Science is the most powerful knowledge building tool on a human level, but goes awry when we lose understanding of the limits of that knowledge. Thomas Huxley lectured that scientists should not count certain anything that is not both demonstrated and demonstrable. My 7th grade science teacher taught that a phenomenon could only qualify as science fact if it is repeatably observable by multiple qualified (trained) observers. Unobserved, unique, undemonstrable events of pre-history should be excluded by those rules from fact-of-science status. Yet both those gentlemen and many others push evolution through many hundreds of millions of years as science fact.
When Thomas Jefferson consulted John Adams on the curriculum for a university Jefferson was looking to start, Adams warned that study of origins should not be included in science courses, as they are about unobservable events. He admitted, though, that humans are too anxious to reach conclusions on origins to totally exclude the subject.
The truth is that while demonstrable principles can be interpreted to indicate one or another hypothesis is more likely, what seems to be constant for years of research may have been much different before the researchers existed. The facts of reality are a vastly greater realm than the facts of science. The great majority of reality is true without the official endorsement of science. Anyone wanting to speak scientifically (creationists too) should speak very modestly, making as few absolute claims as possible.
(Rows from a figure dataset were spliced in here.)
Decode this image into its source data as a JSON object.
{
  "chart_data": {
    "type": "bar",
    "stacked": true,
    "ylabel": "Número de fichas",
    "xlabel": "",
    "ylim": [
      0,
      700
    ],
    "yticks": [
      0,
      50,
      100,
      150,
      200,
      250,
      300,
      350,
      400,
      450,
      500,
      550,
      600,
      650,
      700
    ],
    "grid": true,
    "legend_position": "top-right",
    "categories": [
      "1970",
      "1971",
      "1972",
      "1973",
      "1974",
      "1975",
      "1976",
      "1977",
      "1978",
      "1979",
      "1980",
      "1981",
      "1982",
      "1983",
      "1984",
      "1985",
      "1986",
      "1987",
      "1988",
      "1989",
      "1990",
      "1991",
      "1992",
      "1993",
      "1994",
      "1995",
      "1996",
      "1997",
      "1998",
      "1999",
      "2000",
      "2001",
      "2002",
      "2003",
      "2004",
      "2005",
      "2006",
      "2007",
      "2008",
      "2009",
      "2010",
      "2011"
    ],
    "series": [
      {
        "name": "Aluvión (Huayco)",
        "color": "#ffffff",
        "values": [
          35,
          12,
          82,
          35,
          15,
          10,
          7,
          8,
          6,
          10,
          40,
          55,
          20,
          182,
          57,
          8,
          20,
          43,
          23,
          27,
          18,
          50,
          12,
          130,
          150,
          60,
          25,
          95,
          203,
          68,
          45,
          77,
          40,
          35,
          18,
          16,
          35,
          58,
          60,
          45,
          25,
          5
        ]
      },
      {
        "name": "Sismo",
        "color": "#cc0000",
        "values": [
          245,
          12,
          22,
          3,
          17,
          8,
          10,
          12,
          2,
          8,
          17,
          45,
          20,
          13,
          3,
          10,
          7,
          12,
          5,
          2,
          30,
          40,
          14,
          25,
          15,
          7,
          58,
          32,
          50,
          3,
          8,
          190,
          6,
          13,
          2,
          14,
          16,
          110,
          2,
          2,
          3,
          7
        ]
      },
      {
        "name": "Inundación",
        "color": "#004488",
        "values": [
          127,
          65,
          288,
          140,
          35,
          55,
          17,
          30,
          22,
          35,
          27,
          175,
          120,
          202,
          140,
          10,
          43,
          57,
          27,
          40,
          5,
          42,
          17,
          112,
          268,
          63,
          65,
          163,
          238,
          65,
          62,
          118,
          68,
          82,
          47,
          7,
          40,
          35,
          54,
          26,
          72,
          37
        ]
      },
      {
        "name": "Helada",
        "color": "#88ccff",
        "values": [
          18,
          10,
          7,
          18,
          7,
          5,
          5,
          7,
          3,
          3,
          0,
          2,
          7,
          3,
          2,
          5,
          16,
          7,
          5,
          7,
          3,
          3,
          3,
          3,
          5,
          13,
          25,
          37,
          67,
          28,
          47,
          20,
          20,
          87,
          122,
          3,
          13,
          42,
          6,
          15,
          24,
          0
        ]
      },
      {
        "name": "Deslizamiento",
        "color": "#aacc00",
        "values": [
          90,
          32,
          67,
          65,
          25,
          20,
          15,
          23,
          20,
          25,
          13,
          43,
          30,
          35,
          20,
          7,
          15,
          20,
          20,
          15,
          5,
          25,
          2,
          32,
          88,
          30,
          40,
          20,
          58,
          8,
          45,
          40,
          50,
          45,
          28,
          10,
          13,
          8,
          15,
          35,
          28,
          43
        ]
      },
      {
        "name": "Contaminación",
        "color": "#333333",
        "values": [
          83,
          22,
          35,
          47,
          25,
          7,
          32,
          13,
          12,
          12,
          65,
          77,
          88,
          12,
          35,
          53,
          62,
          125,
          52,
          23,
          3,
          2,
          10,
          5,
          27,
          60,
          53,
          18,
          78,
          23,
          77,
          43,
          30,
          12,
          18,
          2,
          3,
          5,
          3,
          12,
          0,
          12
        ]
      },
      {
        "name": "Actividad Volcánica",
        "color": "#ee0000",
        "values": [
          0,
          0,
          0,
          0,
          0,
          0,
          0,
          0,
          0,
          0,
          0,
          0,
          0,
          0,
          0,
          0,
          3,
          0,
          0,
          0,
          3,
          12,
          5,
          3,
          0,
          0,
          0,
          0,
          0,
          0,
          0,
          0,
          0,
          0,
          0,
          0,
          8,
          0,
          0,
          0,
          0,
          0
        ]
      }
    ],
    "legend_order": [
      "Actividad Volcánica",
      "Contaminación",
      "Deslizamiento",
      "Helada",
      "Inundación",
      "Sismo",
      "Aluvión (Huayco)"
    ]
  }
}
How can one properly get at the realities of prehistory? Creationists feel they have in the Bible testimony regarding the earliest times from someone who was there. People rejecting the historicity of the Bible, or portions thereof, can understandably choose not to rely on it for guidance. Advances are made in archeology by those taking ancient writings seriously. Creationists just take the Bible seriously, reason implications of the Bible's testimony, and devise tests to see how reality might compare to their interpretation of the Bible.
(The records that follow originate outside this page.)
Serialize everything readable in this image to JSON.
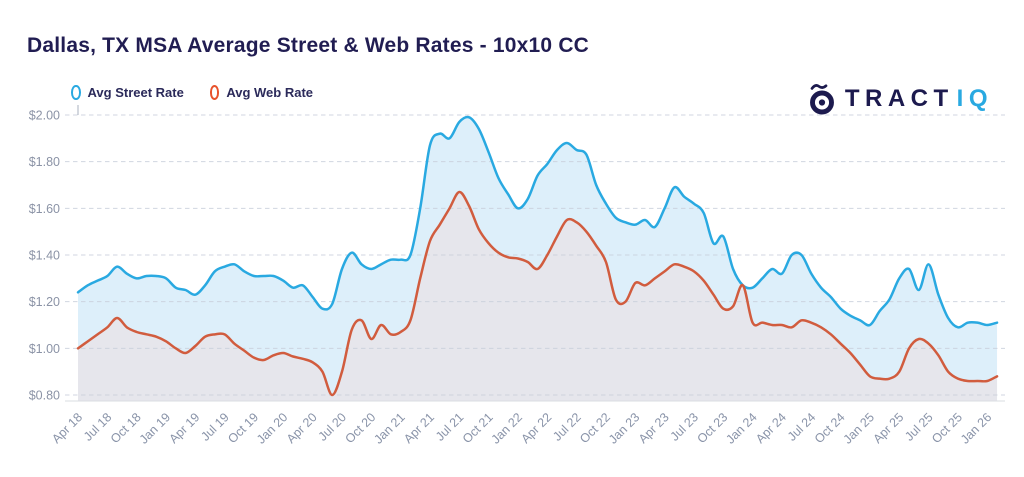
{
  "title": "Dallas, TX MSA Average Street & Web Rates - 10x10 CC",
  "legend": {
    "items": [
      {
        "label": "Avg Street Rate",
        "color": "#29a9e1"
      },
      {
        "label": "Avg Web Rate",
        "color": "#e8522c"
      }
    ]
  },
  "logo": {
    "text": "TRACT",
    "suffix": "IQ",
    "icon": "bullseye-icon",
    "text_color": "#1c1a4e",
    "suffix_color": "#29a9e1"
  },
  "chart_data": {
    "type": "area",
    "title": "Dallas, TX MSA Average Street & Web Rates - 10x10 CC",
    "x_start": "Apr 2018",
    "x_end": "Feb 2026",
    "x_interval": "monthly",
    "x_tick_labels": [
      "Apr 18",
      "Jul 18",
      "Oct 18",
      "Jan 19",
      "Apr 19",
      "Jul 19",
      "Oct 19",
      "Jan 20",
      "Apr 20",
      "Jul 20",
      "Oct 20",
      "Jan 21",
      "Apr 21",
      "Jul 21",
      "Oct 21",
      "Jan 22",
      "Apr 22",
      "Jul 22",
      "Oct 22",
      "Jan 23",
      "Apr 23",
      "Jul 23",
      "Oct 23",
      "Jan 24",
      "Apr 24",
      "Jul 24",
      "Oct 24",
      "Jan 25",
      "Apr 25",
      "Jul 25",
      "Oct 25",
      "Jan 26"
    ],
    "y_tick_labels": [
      "$2.00",
      "$1.80",
      "$1.60",
      "$1.40",
      "$1.20",
      "$1.00",
      "$0.80"
    ],
    "ylim": [
      0.8,
      2.0
    ],
    "grid": true,
    "legend_position": "top-left",
    "series": [
      {
        "name": "Avg Street Rate",
        "color": "#29a9e1",
        "fill": "#ddeffa",
        "values": [
          1.24,
          1.27,
          1.29,
          1.31,
          1.35,
          1.32,
          1.3,
          1.31,
          1.31,
          1.3,
          1.26,
          1.25,
          1.23,
          1.27,
          1.33,
          1.35,
          1.36,
          1.33,
          1.31,
          1.31,
          1.31,
          1.29,
          1.26,
          1.27,
          1.22,
          1.17,
          1.19,
          1.34,
          1.41,
          1.36,
          1.34,
          1.36,
          1.38,
          1.38,
          1.4,
          1.6,
          1.87,
          1.92,
          1.9,
          1.97,
          1.99,
          1.94,
          1.84,
          1.73,
          1.66,
          1.6,
          1.64,
          1.74,
          1.79,
          1.85,
          1.88,
          1.85,
          1.83,
          1.7,
          1.62,
          1.56,
          1.54,
          1.53,
          1.55,
          1.52,
          1.6,
          1.69,
          1.65,
          1.62,
          1.58,
          1.45,
          1.48,
          1.34,
          1.27,
          1.26,
          1.3,
          1.34,
          1.32,
          1.4,
          1.4,
          1.32,
          1.26,
          1.22,
          1.17,
          1.14,
          1.12,
          1.1,
          1.16,
          1.21,
          1.3,
          1.34,
          1.25,
          1.36,
          1.23,
          1.13,
          1.09,
          1.11,
          1.11,
          1.1,
          1.11
        ]
      },
      {
        "name": "Avg Web Rate",
        "color": "#d15c3e",
        "fill": "#e7e6eb",
        "values": [
          1.0,
          1.03,
          1.06,
          1.09,
          1.13,
          1.09,
          1.07,
          1.06,
          1.05,
          1.03,
          1.0,
          0.98,
          1.01,
          1.05,
          1.06,
          1.06,
          1.02,
          0.99,
          0.96,
          0.95,
          0.97,
          0.98,
          0.965,
          0.955,
          0.94,
          0.9,
          0.8,
          0.9,
          1.08,
          1.12,
          1.04,
          1.1,
          1.06,
          1.07,
          1.12,
          1.3,
          1.46,
          1.53,
          1.6,
          1.67,
          1.61,
          1.51,
          1.45,
          1.41,
          1.39,
          1.385,
          1.37,
          1.34,
          1.4,
          1.48,
          1.55,
          1.54,
          1.5,
          1.44,
          1.37,
          1.21,
          1.2,
          1.28,
          1.27,
          1.3,
          1.33,
          1.36,
          1.35,
          1.33,
          1.29,
          1.23,
          1.17,
          1.18,
          1.27,
          1.11,
          1.11,
          1.1,
          1.1,
          1.09,
          1.12,
          1.11,
          1.09,
          1.06,
          1.02,
          0.98,
          0.93,
          0.88,
          0.87,
          0.87,
          0.9,
          1.0,
          1.04,
          1.02,
          0.97,
          0.9,
          0.87,
          0.86,
          0.86,
          0.86,
          0.88
        ]
      }
    ]
  }
}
This approach has led to the discovery that pretty much any natural source of carbon has radiocarbon in it which would imply it is less than 50,000 years old, even when other means identified it as many millions of years old.
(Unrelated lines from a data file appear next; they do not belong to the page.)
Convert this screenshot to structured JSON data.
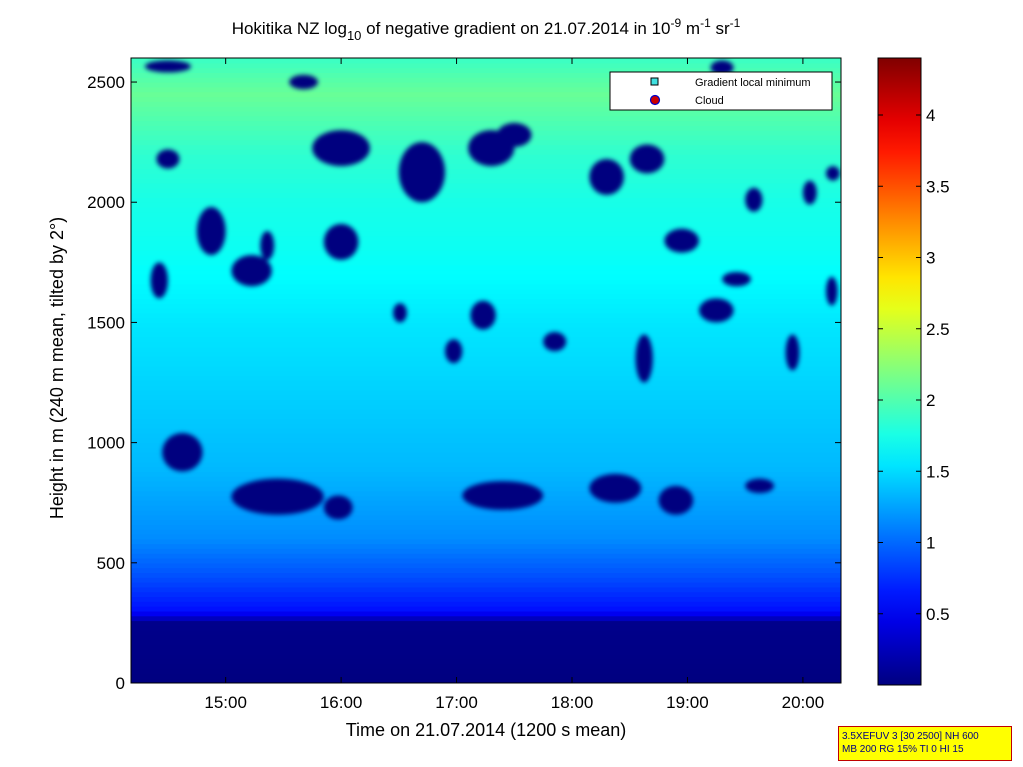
{
  "chart_data": {
    "type": "heatmap",
    "title": {
      "pre": "Hokitika NZ log",
      "sub": "10",
      "mid1": " of negative gradient on 21.07.2014 in 10",
      "sup1": "-9",
      "mid2": " m",
      "sup2": "-1",
      "mid3": " sr",
      "sup3": "-1"
    },
    "xlabel": "Time on 21.07.2014 (1200 s mean)",
    "ylabel": "Height in m (240 m mean, tilted by 2°)",
    "x_ticks": [
      {
        "label": "15:00",
        "value": 15.0
      },
      {
        "label": "16:00",
        "value": 16.0
      },
      {
        "label": "17:00",
        "value": 17.0
      },
      {
        "label": "18:00",
        "value": 18.0
      },
      {
        "label": "19:00",
        "value": 19.0
      },
      {
        "label": "20:00",
        "value": 20.0
      }
    ],
    "xlim": [
      14.18,
      20.33
    ],
    "y_ticks": [
      0,
      500,
      1000,
      1500,
      2000,
      2500
    ],
    "ylim": [
      0,
      2600
    ],
    "colorbar": {
      "ticks": [
        0.5,
        1,
        1.5,
        2,
        2.5,
        3,
        3.5,
        4
      ],
      "tick_labels": [
        "0.5",
        "1",
        "1.5",
        "2",
        "2.5",
        "3",
        "3.5",
        "4"
      ],
      "range": [
        0,
        4.4
      ],
      "colormap": "jet"
    },
    "legend": {
      "position": "top-right",
      "entries": [
        {
          "label": "Gradient local minimum",
          "marker": "square",
          "color": "#40e0e0"
        },
        {
          "label": "Cloud",
          "marker": "circle",
          "color": "#cc0000"
        }
      ]
    },
    "value_profile": {
      "heights": [
        0,
        250,
        300,
        450,
        600,
        900,
        1200,
        1500,
        1800,
        2000,
        2200,
        2450,
        2600
      ],
      "values": [
        0.0,
        0.05,
        0.6,
        0.9,
        1.15,
        1.35,
        1.45,
        1.55,
        1.7,
        1.75,
        1.85,
        2.1,
        1.9
      ]
    },
    "dark_patches": [
      {
        "x": 14.45,
        "y": 880,
        "w": 0.35,
        "h": 160
      },
      {
        "x": 15.05,
        "y": 700,
        "w": 0.8,
        "h": 150
      },
      {
        "x": 15.85,
        "y": 680,
        "w": 0.25,
        "h": 100
      },
      {
        "x": 17.05,
        "y": 720,
        "w": 0.7,
        "h": 120
      },
      {
        "x": 18.15,
        "y": 750,
        "w": 0.45,
        "h": 120
      },
      {
        "x": 18.75,
        "y": 700,
        "w": 0.3,
        "h": 120
      },
      {
        "x": 19.5,
        "y": 790,
        "w": 0.25,
        "h": 60
      },
      {
        "x": 14.35,
        "y": 1600,
        "w": 0.15,
        "h": 150
      },
      {
        "x": 14.75,
        "y": 1780,
        "w": 0.25,
        "h": 200
      },
      {
        "x": 15.05,
        "y": 1650,
        "w": 0.35,
        "h": 130
      },
      {
        "x": 15.3,
        "y": 1760,
        "w": 0.12,
        "h": 120
      },
      {
        "x": 15.85,
        "y": 1760,
        "w": 0.3,
        "h": 150
      },
      {
        "x": 16.45,
        "y": 1500,
        "w": 0.12,
        "h": 80
      },
      {
        "x": 17.12,
        "y": 1470,
        "w": 0.22,
        "h": 120
      },
      {
        "x": 16.9,
        "y": 1330,
        "w": 0.15,
        "h": 100
      },
      {
        "x": 17.75,
        "y": 1380,
        "w": 0.2,
        "h": 80
      },
      {
        "x": 18.55,
        "y": 1250,
        "w": 0.15,
        "h": 200
      },
      {
        "x": 19.1,
        "y": 1500,
        "w": 0.3,
        "h": 100
      },
      {
        "x": 19.3,
        "y": 1650,
        "w": 0.25,
        "h": 60
      },
      {
        "x": 19.85,
        "y": 1300,
        "w": 0.12,
        "h": 150
      },
      {
        "x": 18.8,
        "y": 1790,
        "w": 0.3,
        "h": 100
      },
      {
        "x": 20.2,
        "y": 1570,
        "w": 0.1,
        "h": 120
      },
      {
        "x": 14.4,
        "y": 2140,
        "w": 0.2,
        "h": 80
      },
      {
        "x": 15.75,
        "y": 2150,
        "w": 0.5,
        "h": 150
      },
      {
        "x": 16.5,
        "y": 2000,
        "w": 0.4,
        "h": 250
      },
      {
        "x": 17.1,
        "y": 2150,
        "w": 0.4,
        "h": 150
      },
      {
        "x": 17.35,
        "y": 2230,
        "w": 0.3,
        "h": 100
      },
      {
        "x": 18.15,
        "y": 2030,
        "w": 0.3,
        "h": 150
      },
      {
        "x": 18.5,
        "y": 2120,
        "w": 0.3,
        "h": 120
      },
      {
        "x": 19.5,
        "y": 1960,
        "w": 0.15,
        "h": 100
      },
      {
        "x": 20.0,
        "y": 1990,
        "w": 0.12,
        "h": 100
      },
      {
        "x": 20.2,
        "y": 2090,
        "w": 0.12,
        "h": 60
      },
      {
        "x": 14.3,
        "y": 2540,
        "w": 0.4,
        "h": 50
      },
      {
        "x": 15.55,
        "y": 2470,
        "w": 0.25,
        "h": 60
      },
      {
        "x": 19.2,
        "y": 2530,
        "w": 0.2,
        "h": 60
      }
    ],
    "info_box": [
      "3.5XEFUV 3 [30 2500] NH 600",
      "MB 200 RG 15% TI 0 HI 15"
    ]
  }
}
The high amount of uranium decay products in many igneous rocks like granite was problematic to creationists, since the Bible's testimony seems not to include enough time since the time of creation. An investigation of granites collected by the US Geological Survey showed that, although the granite was officially rated at around a billion years old, the helium which is produced in uranium decay was almost all still in the crystals containing the uranium. So much so, that at the rate the helium is now escaping, the helium must have been generated within the last ten thousand years.